Last week's decision on a man's attempt to trademark the slogan "Trump too small" wasn't exactly the most momentous issue the Supreme Court has dealt with lately, but it exposed what appears to be a growing rift between the court's conservatives. Justice Amy Coney Barrett agreed with Justice Clarence Thomas that the trademark application should be rejected, but she strongly criticized his use of history to decide the case. Analysts see her stance as a possible shift away from originalism, the approach favored by the court's conservatives, which holds that the Constitution should be interpreted strictly as the authors would have understood it when it was written.
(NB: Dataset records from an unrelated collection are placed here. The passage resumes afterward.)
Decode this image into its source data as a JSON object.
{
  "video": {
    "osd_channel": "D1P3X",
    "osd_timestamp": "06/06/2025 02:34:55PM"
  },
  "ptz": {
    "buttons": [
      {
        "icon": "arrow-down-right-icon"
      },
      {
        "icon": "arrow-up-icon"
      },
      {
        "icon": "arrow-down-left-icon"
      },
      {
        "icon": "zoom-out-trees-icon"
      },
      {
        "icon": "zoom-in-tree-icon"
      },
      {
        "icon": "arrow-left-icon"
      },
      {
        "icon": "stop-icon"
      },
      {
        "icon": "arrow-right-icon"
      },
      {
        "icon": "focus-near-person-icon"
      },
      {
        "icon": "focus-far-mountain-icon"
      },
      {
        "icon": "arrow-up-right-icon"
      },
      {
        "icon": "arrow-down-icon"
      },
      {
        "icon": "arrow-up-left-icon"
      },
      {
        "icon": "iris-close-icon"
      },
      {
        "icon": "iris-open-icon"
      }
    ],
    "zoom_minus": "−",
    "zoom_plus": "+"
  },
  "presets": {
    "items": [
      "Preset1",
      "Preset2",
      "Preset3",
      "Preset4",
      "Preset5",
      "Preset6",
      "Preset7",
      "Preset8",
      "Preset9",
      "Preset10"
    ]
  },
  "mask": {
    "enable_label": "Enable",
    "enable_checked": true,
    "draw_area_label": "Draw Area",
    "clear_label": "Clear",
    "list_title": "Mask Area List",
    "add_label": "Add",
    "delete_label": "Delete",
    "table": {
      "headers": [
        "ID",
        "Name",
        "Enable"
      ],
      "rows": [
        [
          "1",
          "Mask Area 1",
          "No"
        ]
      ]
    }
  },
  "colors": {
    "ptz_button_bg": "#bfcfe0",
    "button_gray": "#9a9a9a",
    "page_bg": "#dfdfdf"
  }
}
- "Wrong twice over." In her 15-page opinion, Barrett said Thomas was "wrong twice over" in his majority opinion, by using "loosely related cases" plucked from centuries ago and failing to justify the "hunting for historical forebears on a restriction-by-restriction basis" approach, Slate reports. The "laser-like focus on the history," she wrote, "misses the forest for the trees." The case, she wrote, could have been dealt with using a standard "grounded in both trademark law and First Amendment precedent."
- The split. According to Politico, Justices Samuel Alito and Neil Gorsuch "seem to be squarely in Thomas' camp," while the positions of Chief Justice John Roberts and Justice Brett Kavanaugh are less clear.